巨人と山口俊の間で交わされた3年前の約束に異議あり 【柴田勲のセブンアイズ】

山口俊(江戸村のとくぞう/Wikimedia Commonsより)

 巨人の「OB会総会」が先日、都内で開催された。報道などですでにご存じだろうが、私は第9代の会長を退き、(中畑)清が10代目の新会長に就任した。

 やはりOB会も若返りを図る必要がある。清が持ち前の明るさで会を盛り上げてくれるだろう。(高橋)由伸にも役員をやってもらう。私は顧問としてバックアップするつもりだ。

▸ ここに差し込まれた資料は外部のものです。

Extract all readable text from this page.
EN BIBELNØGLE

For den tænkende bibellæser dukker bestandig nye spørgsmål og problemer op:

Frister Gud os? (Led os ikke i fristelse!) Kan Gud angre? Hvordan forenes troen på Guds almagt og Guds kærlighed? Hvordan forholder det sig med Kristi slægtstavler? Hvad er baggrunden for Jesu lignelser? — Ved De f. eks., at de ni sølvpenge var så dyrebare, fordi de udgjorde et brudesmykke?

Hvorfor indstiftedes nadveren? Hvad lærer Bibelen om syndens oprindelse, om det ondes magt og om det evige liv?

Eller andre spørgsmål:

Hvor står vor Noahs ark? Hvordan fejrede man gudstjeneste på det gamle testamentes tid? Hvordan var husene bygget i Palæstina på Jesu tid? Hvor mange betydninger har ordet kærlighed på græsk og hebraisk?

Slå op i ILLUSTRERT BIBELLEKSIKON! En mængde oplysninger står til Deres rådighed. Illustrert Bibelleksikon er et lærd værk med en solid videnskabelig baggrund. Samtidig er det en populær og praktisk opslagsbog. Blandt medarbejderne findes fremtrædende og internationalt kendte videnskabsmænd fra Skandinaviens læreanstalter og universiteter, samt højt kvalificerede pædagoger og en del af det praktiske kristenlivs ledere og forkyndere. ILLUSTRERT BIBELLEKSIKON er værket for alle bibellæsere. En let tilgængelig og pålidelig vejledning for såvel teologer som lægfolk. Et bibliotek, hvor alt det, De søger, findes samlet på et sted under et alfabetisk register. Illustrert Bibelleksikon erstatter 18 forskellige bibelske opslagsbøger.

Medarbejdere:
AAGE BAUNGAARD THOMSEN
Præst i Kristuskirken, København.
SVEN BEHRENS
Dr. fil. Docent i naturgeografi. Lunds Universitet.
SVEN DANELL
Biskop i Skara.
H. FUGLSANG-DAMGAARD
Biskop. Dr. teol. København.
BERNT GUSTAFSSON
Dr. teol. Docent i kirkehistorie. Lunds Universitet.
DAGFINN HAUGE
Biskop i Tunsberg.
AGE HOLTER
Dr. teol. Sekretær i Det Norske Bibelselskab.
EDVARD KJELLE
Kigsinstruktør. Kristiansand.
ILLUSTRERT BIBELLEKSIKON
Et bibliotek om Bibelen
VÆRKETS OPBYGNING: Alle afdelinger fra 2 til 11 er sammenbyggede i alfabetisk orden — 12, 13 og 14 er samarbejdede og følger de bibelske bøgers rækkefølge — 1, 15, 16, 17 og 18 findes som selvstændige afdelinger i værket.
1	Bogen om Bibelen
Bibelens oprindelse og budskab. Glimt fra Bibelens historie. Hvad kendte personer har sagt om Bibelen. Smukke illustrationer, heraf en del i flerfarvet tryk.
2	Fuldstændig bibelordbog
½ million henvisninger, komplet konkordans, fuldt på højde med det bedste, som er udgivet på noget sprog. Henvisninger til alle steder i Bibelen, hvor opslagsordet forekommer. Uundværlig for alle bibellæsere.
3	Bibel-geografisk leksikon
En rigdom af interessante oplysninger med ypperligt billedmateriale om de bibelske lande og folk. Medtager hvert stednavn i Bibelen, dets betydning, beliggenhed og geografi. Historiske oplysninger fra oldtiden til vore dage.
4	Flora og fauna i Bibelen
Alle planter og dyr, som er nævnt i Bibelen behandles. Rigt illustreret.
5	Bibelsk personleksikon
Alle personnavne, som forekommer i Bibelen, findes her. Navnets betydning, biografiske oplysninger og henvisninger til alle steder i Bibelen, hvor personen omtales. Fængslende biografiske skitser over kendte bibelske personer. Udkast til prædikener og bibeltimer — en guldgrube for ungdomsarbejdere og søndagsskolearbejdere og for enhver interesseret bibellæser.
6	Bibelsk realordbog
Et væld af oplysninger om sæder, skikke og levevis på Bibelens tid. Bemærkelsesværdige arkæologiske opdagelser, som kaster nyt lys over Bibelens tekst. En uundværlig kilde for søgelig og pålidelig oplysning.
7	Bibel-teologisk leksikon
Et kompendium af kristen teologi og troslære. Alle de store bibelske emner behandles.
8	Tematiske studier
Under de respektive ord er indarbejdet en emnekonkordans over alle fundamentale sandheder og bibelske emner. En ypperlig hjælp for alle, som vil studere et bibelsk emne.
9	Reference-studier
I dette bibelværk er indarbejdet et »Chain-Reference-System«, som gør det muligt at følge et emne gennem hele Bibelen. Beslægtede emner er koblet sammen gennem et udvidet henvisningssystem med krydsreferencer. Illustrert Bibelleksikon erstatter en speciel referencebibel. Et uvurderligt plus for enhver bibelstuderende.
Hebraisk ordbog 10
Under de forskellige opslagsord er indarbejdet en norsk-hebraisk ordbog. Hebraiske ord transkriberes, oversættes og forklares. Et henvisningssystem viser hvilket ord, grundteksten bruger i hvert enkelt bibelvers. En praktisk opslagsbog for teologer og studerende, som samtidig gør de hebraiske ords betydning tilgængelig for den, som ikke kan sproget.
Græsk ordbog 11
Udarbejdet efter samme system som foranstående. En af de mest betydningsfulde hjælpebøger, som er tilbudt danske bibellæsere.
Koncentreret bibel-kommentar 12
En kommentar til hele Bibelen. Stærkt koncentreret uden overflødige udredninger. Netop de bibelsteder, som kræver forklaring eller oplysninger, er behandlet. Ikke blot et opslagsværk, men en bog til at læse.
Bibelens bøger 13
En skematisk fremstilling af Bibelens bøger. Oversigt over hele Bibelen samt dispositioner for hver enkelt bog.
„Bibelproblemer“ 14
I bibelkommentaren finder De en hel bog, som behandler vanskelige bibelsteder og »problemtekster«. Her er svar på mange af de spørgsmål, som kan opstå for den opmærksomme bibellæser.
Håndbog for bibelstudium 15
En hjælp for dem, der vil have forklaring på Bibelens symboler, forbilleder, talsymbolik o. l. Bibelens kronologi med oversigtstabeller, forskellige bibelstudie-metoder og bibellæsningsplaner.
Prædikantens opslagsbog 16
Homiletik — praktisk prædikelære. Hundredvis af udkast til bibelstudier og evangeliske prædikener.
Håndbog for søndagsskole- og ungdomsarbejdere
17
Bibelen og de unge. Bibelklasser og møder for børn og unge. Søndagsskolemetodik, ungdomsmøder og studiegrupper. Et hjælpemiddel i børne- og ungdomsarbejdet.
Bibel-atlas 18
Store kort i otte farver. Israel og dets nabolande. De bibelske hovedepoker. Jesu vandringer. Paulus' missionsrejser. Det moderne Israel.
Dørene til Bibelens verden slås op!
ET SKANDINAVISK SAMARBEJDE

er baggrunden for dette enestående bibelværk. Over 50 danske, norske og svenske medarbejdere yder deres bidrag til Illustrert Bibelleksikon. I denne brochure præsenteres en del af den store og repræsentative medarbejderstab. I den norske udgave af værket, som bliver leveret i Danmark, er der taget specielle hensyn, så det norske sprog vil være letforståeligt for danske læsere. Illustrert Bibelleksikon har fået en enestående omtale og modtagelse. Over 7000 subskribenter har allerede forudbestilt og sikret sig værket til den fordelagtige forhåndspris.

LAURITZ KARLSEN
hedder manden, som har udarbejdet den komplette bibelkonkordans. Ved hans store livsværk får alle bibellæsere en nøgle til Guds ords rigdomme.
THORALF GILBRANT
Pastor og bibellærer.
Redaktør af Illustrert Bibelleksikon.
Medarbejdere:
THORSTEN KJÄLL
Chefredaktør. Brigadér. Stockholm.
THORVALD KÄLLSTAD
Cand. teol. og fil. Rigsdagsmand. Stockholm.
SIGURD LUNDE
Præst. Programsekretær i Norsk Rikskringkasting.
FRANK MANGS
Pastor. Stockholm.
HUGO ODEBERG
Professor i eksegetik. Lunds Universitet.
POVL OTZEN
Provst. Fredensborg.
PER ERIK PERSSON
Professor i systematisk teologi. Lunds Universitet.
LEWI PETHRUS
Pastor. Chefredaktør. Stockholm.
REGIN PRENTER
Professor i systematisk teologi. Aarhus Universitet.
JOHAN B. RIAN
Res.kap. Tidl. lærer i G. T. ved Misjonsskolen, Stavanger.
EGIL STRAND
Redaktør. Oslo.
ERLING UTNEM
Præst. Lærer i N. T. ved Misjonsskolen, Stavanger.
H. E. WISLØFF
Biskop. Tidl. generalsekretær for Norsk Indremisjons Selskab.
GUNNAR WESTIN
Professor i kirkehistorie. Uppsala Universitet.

 私は「坂本(勇人)が主将になって5年目で優勝したが、私も会長5年目で優勝を報告できます。おめでとう、よかった」とあいさつをした。

 原辰徳監督も「ソフトバンクには勢いだけではなく力的にも負けた」と4連敗の日本シリーズを振り返り、来季の日本一奪回を誓っていた。

 OB会は和気あいあいのうちに終わったけど、少し寂しかったのは参加人数だ。例年100人を超えたが、今年の参加者は職員OBを含めて80人ちょっとだった。

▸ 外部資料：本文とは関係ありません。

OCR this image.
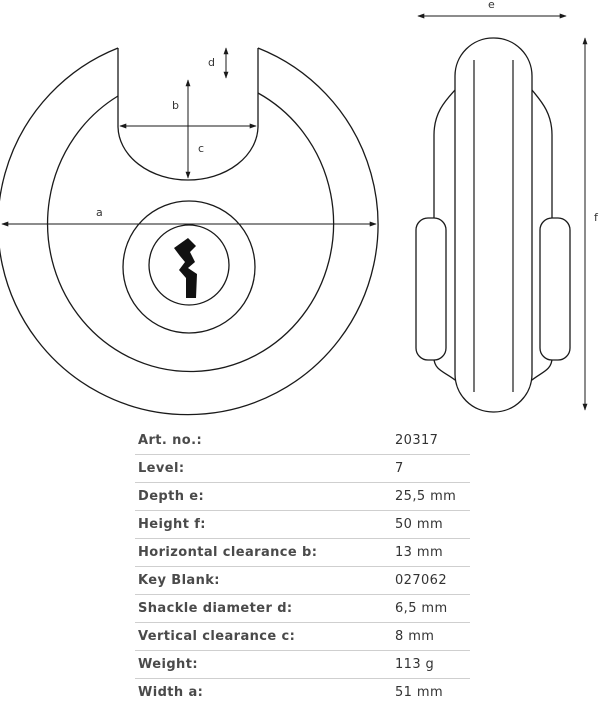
a
b
c
d
e
f
Art. no.:	20317
Level:	7
Depth e:	25,5 mm
Height f:	50 mm
Horizontal clearance b:	13 mm
Key Blank:	027062
Shackle diameter d:	6,5 mm
Vertical clearance c:	8 mm
Weight:	113 g
Width a:	51 mm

 若いOBに聞くと、在籍期間が短く、数字を残していないと「敷居が高い」というんだ。社会一般でも成功した人は高校や大学の同窓会へ積極的に出席する。

 これと似たようなことだけど、たとえ一日でも巨人に在籍すればOBだ。OB会は圧力団体ではない。親睦団体だ。来年こそ、多くのOBが元気な姿を見せてほしいと願う。

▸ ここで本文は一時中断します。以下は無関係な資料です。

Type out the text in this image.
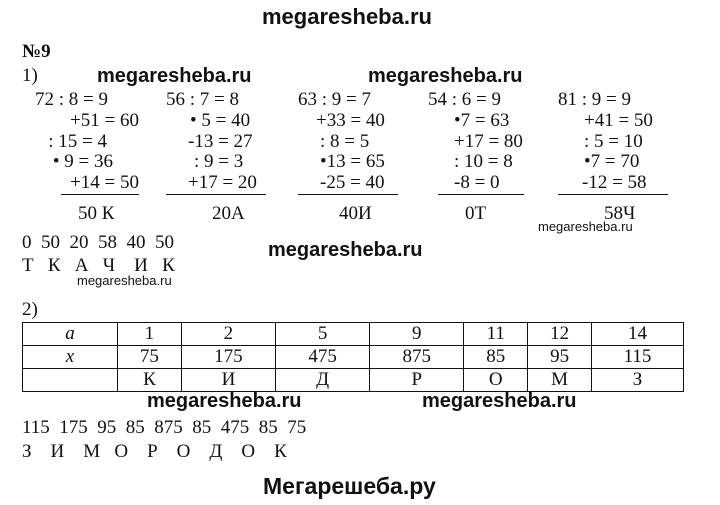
megaresheba.ru
megaresheba.ru	megaresheba.ru
megaresheba.ru
megaresheba.ru
megaresheba.ru
megaresheba.ru	megaresheba.ru
Мегарешеба.ру
№9
1)
72 : 8 = 9
+51 = 60
: 15 = 4
• 9 = 36
+14 = 50
50 К
56 : 7 = 8
• 5 = 40
-13 = 27
: 9 = 3
+17 = 20
20А
63 : 9 = 7
+33 = 40
: 8 = 5
•13 = 65
-25 = 40
40И
54 : 6 = 9
•7 = 63
+17 = 80
: 10 = 8
-8 = 0
0Т
81 : 9 = 9
+41 = 50
: 5 = 10
•7 = 70
-12 = 58
58Ч
0  50  20  58  40  50
Т   К   А   Ч    И   К
2)
a	1	2	5	9	11	12	14
x	75	175	475	875	85	95	115
	К	И	Д	Р	О	М	З
115  175  95  85  875  85  475  85  75
З    И    М   О    Р    О    Д    О    К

 山口寿一オーナー、今村司社長らとお話をさせていただいたが、やはり山口俊投手のことが話題になった。彼は今オフ、ポスティングシステム(入札制度)による米大リーグ移籍が容認されている。巨人史上初めてのことだ。

 どうやら、3年前FA交渉する際に時期を確定しない形でポスティングの権利を認めていた。いわば“密約”のようなものだ。原も知らなかったようだ。

 当時の担当者は球団を去っており、いまはその後始末なのだが、「ああいうのを巨人が許すのはどうかと思う」と意見を述べた。

 密約とともに入団する。一番イヤなのはこれが悪い前例となってしまうことだ。巨人は伝統のある球団だ。こんなことをやっていたら、12分の1の球団になってしまう。

 私が心配するのはここだ。

 今年は巨人にとってもターニングポイントだ。楽天からFA宣言した美馬学投手、同じくロッテからFA宣言した鈴木大地内野手の獲得に動いたものの、失敗に終わった。

 こんなことは初めてで、まさに巨人を取り巻く環境・状況が大きく変わってきたということだ。でも、阿部慎之助が2軍監督に就任して、原監督とのパイプはこれまで以上に太く、強くなるだろう。

 2軍や入ってくる新人たちを大きく育ててほしい。育成へとかじを切るチャンスでもある。もちろん、フロントと手を携えてだ。

 これからはますますスカウト陣の目が大事になってくる。日本一奪回とともに、若手育成に期待したい。

 ところで、参加した皆さんにはお土産として私の「多摩川ブルース」のCDをお渡しした。昭和37、8年頃に作った歌で、思えば、生意気な新人だったなあ。

柴田勲(しばた・いさお)
1944年2月8日生まれ。神奈川県・横浜市出身。法政二高時代はエースで5番。60年夏、61年センバツで甲子園連覇を達成し、62年に巨人に投手で入団。外野手転向後は甘いマスクと赤い手袋をトレードマークに俊足堅守の日本人初スイッチヒッターとして巨人のV9を支えた。主に1番を任され、盗塁王6回、通算579盗塁はNPB歴代3位でセ・リーグ記録。80年の巨人在籍中に2000本安打を達成した。入団当初の背番号は「12」だったが、70年から「7」に変更、王貞治の「1」、長嶋茂雄の「3」とともに野球ファン憧れの番号となった。現在、日本プロ野球名球会副理事長を務める。